Le iniziative per il centro cittadino e il dialogo con le associazioni

Insomma, dobbiamo abituarci a un turnover degli esercenti e a un nuovo modello di convivenza tra grandi catene e strutture di vicinato?

Non è Stefania Renzi a dirlo, sono i fatti. Il mondo del lavoro è cambiato. Dopo qualche anno questi gruppi valutano risultati e collocazione territoriale. E quando le cose non vanno decidono di spostarsi in altre città. Chi lavora con questi operatori, deve prendere coscienza che il posto può non durare fino al pensionamento. Ma che a un certo punto può succedere di dover cambiare datore di lavoro. Ci sono passata io stessa. L’importante è avere un ambiente che favorisca il cambiamento e la ricollocazione“.

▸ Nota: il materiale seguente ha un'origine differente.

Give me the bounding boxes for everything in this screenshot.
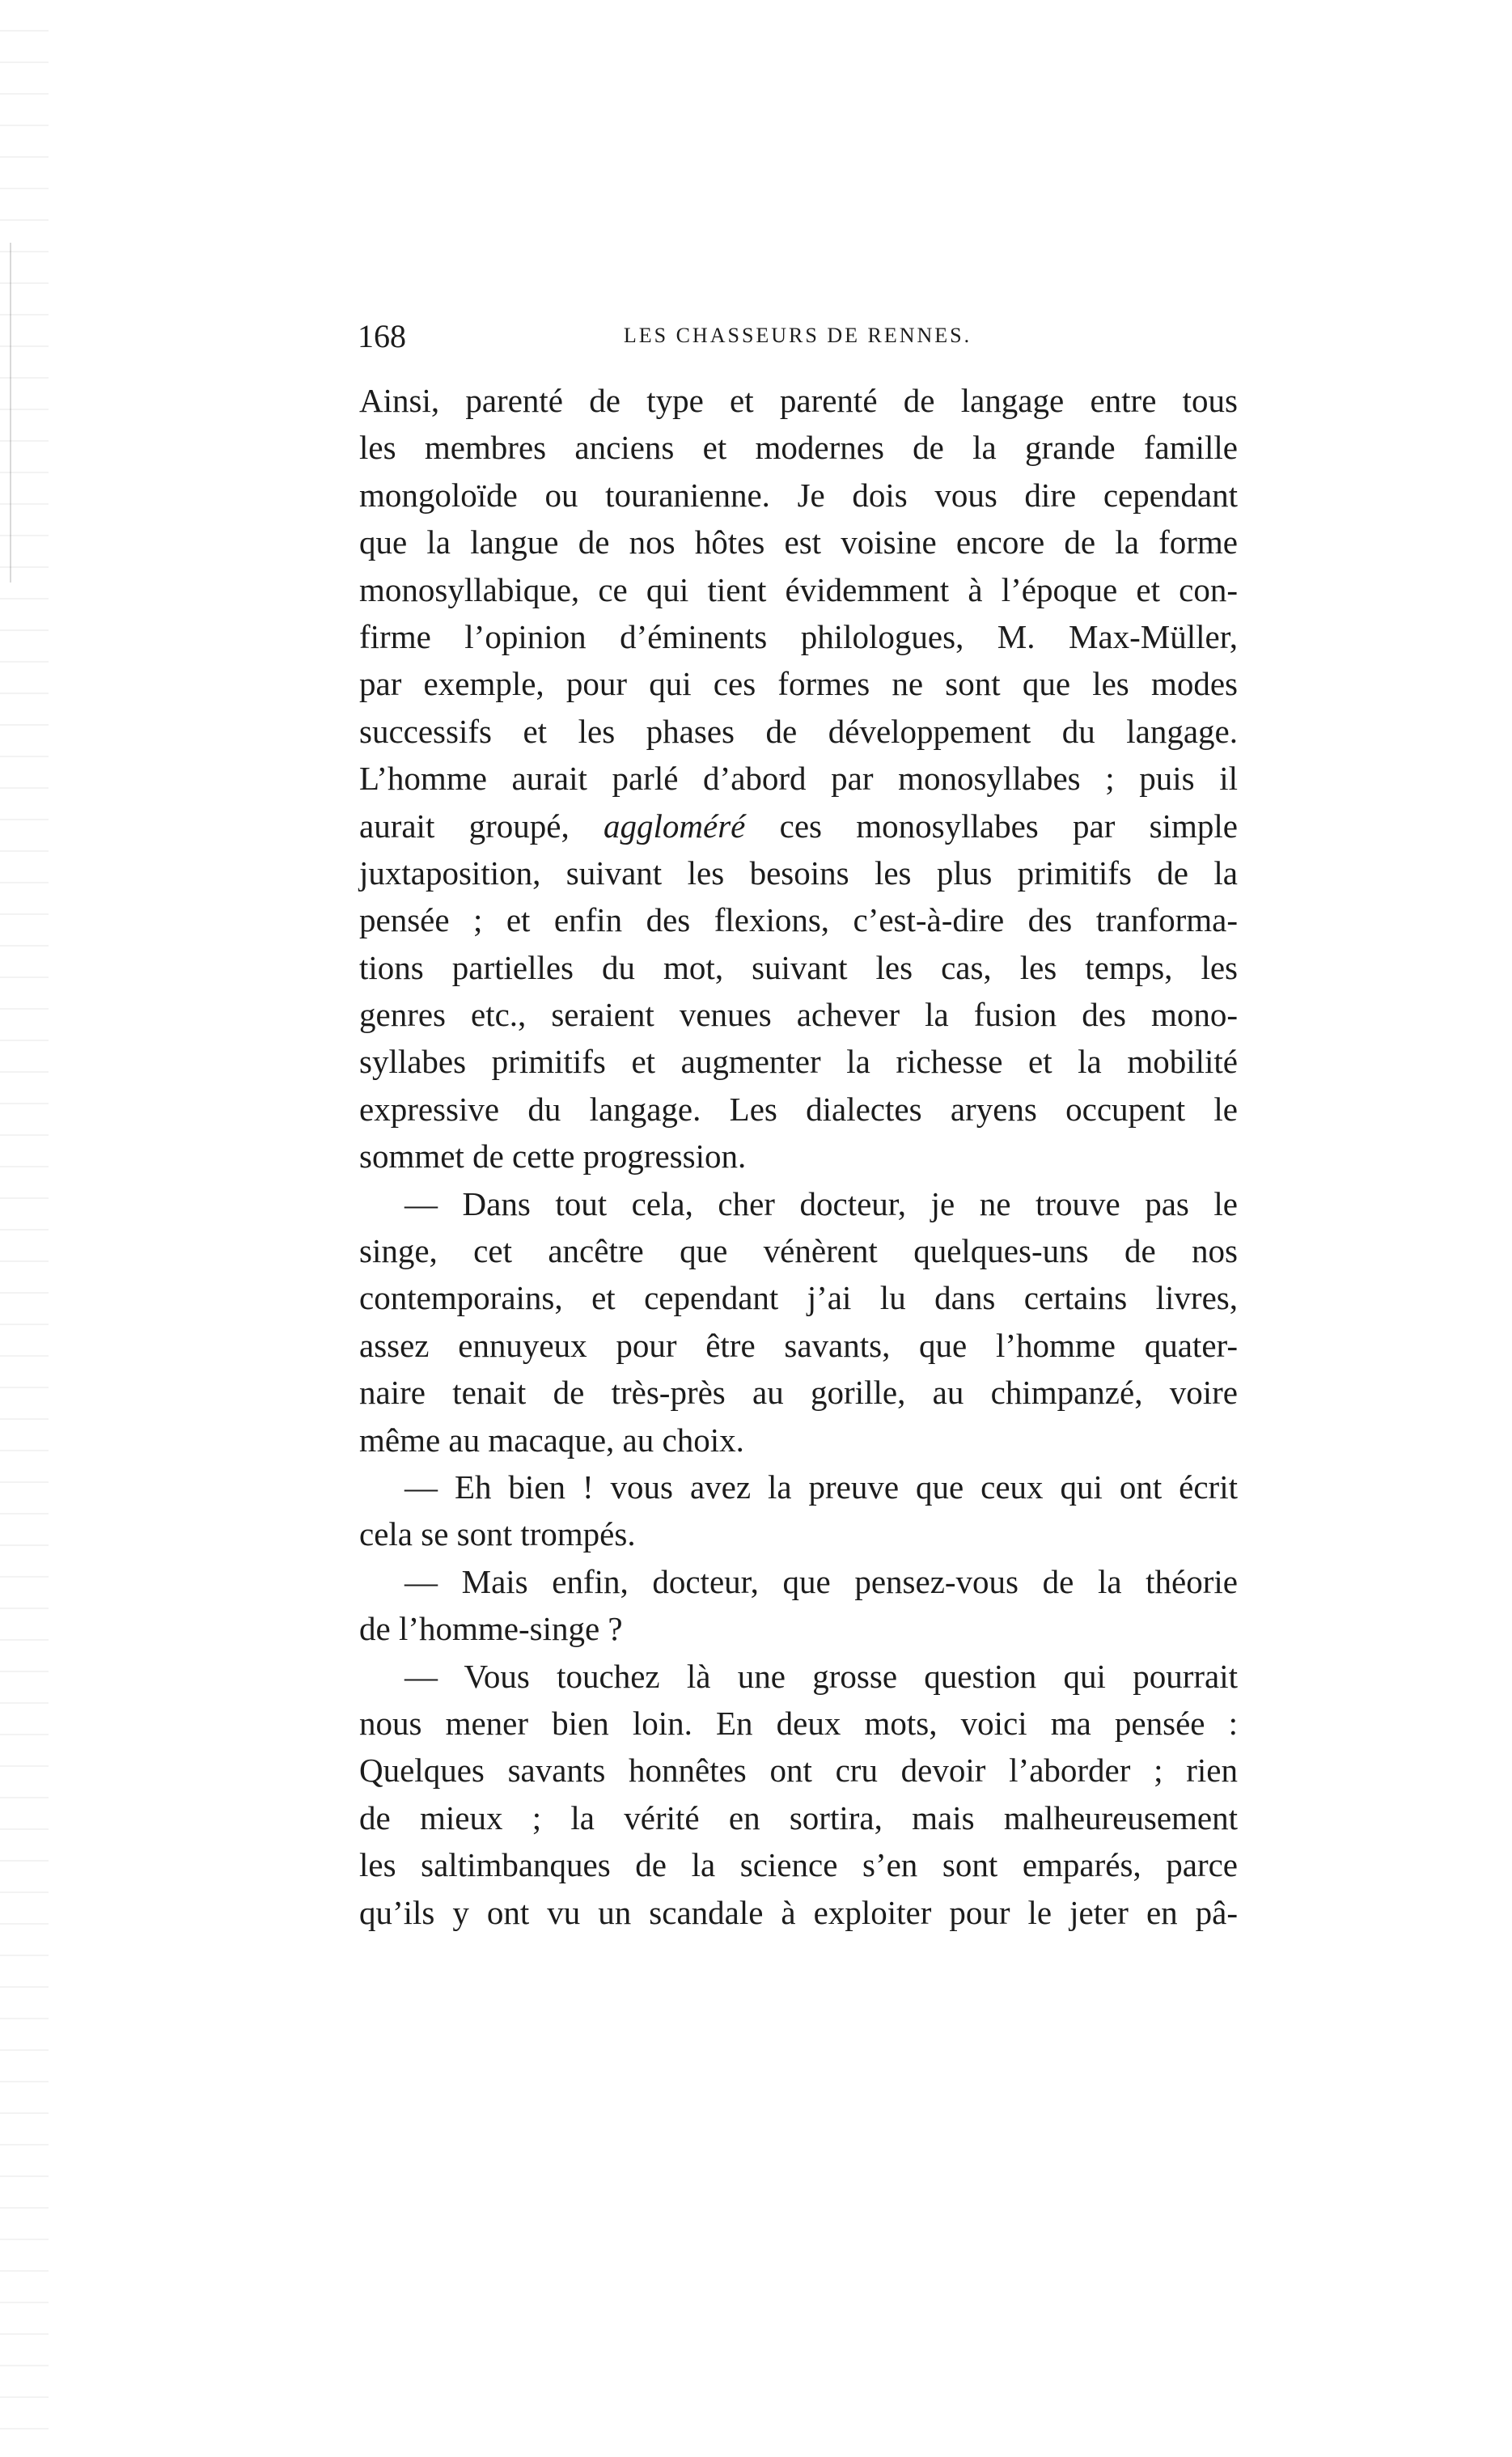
text-line: les saltimbanques de la science s’en sont emparés, parce	[359, 1846, 1238, 1884]
page-number: 168	[358, 318, 406, 354]
text-line: Quelques savants honnêtes ont cru devoir l’aborder ; rien	[359, 1752, 1238, 1790]
text-line: les membres anciens et modernes de la grande famille	[359, 429, 1238, 467]
text-line: — Mais enfin, docteur, que pensez-vous de la théorie	[404, 1562, 1238, 1600]
text-line: Ainsi, parenté de type et parenté de langage entre tous	[359, 382, 1238, 419]
text-line: — Vous touchez là une grosse question qui pourrait	[404, 1657, 1238, 1695]
text-segment: aurait groupé,	[359, 807, 604, 845]
text-line: pensée ; et enfin des flexions, c’est-à-dire des tranforma-	[359, 901, 1238, 939]
scan-margin-artifact	[0, 0, 49, 2457]
text-line: singe, cet ancêtre que vénèrent quelques-uns de nos	[359, 1232, 1238, 1270]
text-line: nous mener bien loin. En deux mots, voici ma pensée :	[359, 1704, 1238, 1742]
text-segment: ces monosyllabes par simple	[745, 807, 1238, 845]
text-line: sommet de cette progression.	[359, 1137, 747, 1176]
text-line: — Eh bien ! vous avez la preuve que ceux qui ont écrit	[404, 1468, 1238, 1506]
text-line: cela se sont trompés.	[359, 1515, 636, 1553]
text-line: qu’ils y ont vu un scandale à exploiter pour le jeter en pâ-	[359, 1893, 1238, 1931]
italic-word: aggloméré	[604, 807, 746, 845]
text-line: de l’homme-singe ?	[359, 1610, 623, 1648]
text-line: que la langue de nos hôtes est voisine encore de la forme	[359, 523, 1238, 561]
text-line: monosyllabique, ce qui tient évidemment à l’époque et con-	[359, 570, 1238, 608]
text-line	[359, 803, 1238, 849]
text-line: L’homme aurait parlé d’abord par monosyllabes ; puis il	[359, 760, 1238, 798]
text-line: genres etc., seraient venues achever la fusion des mono-	[359, 996, 1238, 1034]
text-line: firme l’opinion d’éminents philologues, M. Max-Müller,	[359, 617, 1238, 655]
body-text	[359, 377, 1238, 1936]
text-line: même au macaque, au choix.	[359, 1421, 744, 1459]
text-line: successifs et les phases de développement du langage.	[359, 712, 1238, 750]
text-line: juxtaposition, suivant les besoins les plus primitifs de la	[359, 854, 1238, 892]
text-line: expressive du langage. Les dialectes aryens occupent le	[359, 1090, 1238, 1128]
text-line: tions partielles du mot, suivant les cas, les temps, les	[359, 948, 1238, 986]
text-line: contemporains, et cependant j’ai lu dans certains livres,	[359, 1279, 1238, 1317]
text-line: syllabes primitifs et augmenter la richesse et la mobilité	[359, 1043, 1238, 1081]
running-title: LES CHASSEURS DE RENNES.	[623, 324, 972, 347]
text-line: assez ennuyeux pour être savants, que l’homme quater-	[359, 1326, 1238, 1364]
text-line: — Dans tout cela, cher docteur, je ne trouve pas le	[404, 1184, 1238, 1222]
text-line: mongoloïde ou touranienne. Je dois vous dire cependant	[359, 476, 1238, 514]
text-line: naire tenait de très-près au gorille, au chimpanzé, voire	[359, 1374, 1238, 1412]
text-line: par exemple, pour qui ces formes ne sont que les modes	[359, 665, 1238, 703]
text-line: de mieux ; la vérité en sortira, mais malheureusement	[359, 1798, 1238, 1836]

Cosa volete fare per raggiungere questo obiettivo?

Qualificare il centro cittadino e favorire politiche di sviluppo commerciale. Dialoghiamo con le associazioni e puntiamo a generare eventi, iniziative e festival che attraggano le persone, i consumatori, sul territorio comunale. Rendere la città attrattiva fa bene non solo al centro storico, ma anche alle tante località turistiche del nostro Comune. A volte si sviluppano per settimane polemiche provinciali, che non aiutano in questo sforzo. E che vengono cavalcate solo per finalità politiche. Fa notizia chi chiude, ma se aprono esercizi qualificati nessuno ne parla. Ho letto su Tag24 Umbria della pasticceria Fabula, in un altro media di un’imprenditrice che ha rinunciato al posto fisso per aprire un negozio. Sono esempi virtuosi che andrebbero sottolineati“.

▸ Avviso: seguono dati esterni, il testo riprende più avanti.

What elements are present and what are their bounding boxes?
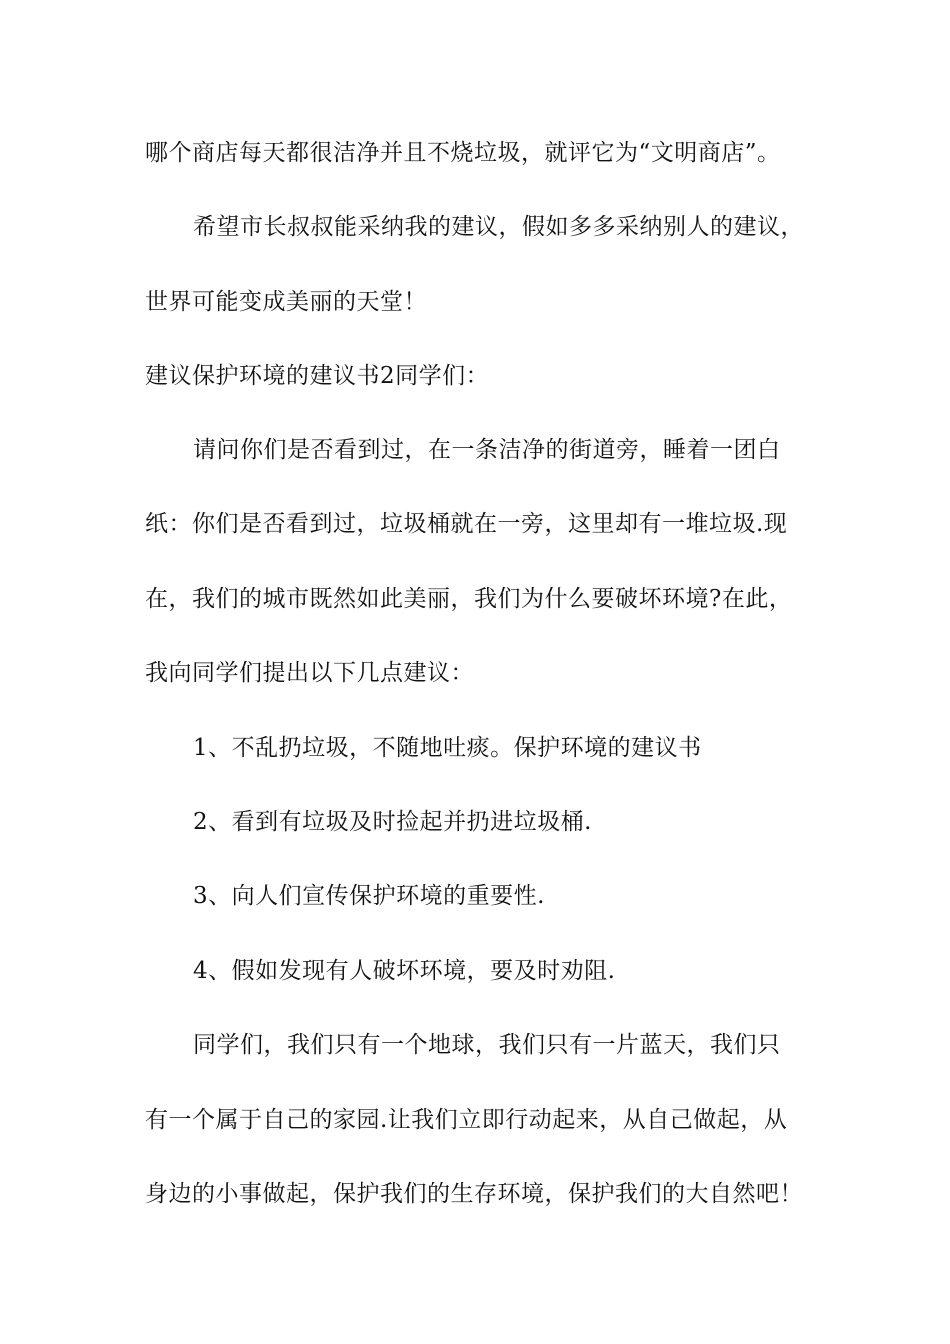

Hanno chiuso anche marchi storici del commercio locale. Imprese familiari radicate nel tessuto cittadino…

Un conto è fotografare e raccontare la crisi del commercio, che ripeto è un fenomeno nazionale. Un altro utilizzare storie diverse per creare la polemica contro il Comune. Ripeto: le catene chiudono per motivi di redditività. E spesso vengono sostituite da altri brand. I piccoli, invece, chiudono per motivi diversi: magari perché non c’è stato il ricambio generazionale. Magari perché l’attività è matura. Per errori dell’imprenditore. Perché la sua categoria merceologica non interessa più al consumatore. Per la concorrenza del centro commerciale o dell’online. Bisogna favorire il ricambio e aiutare chi ha coraggio a investire. Mischiare tutto è strumentale“.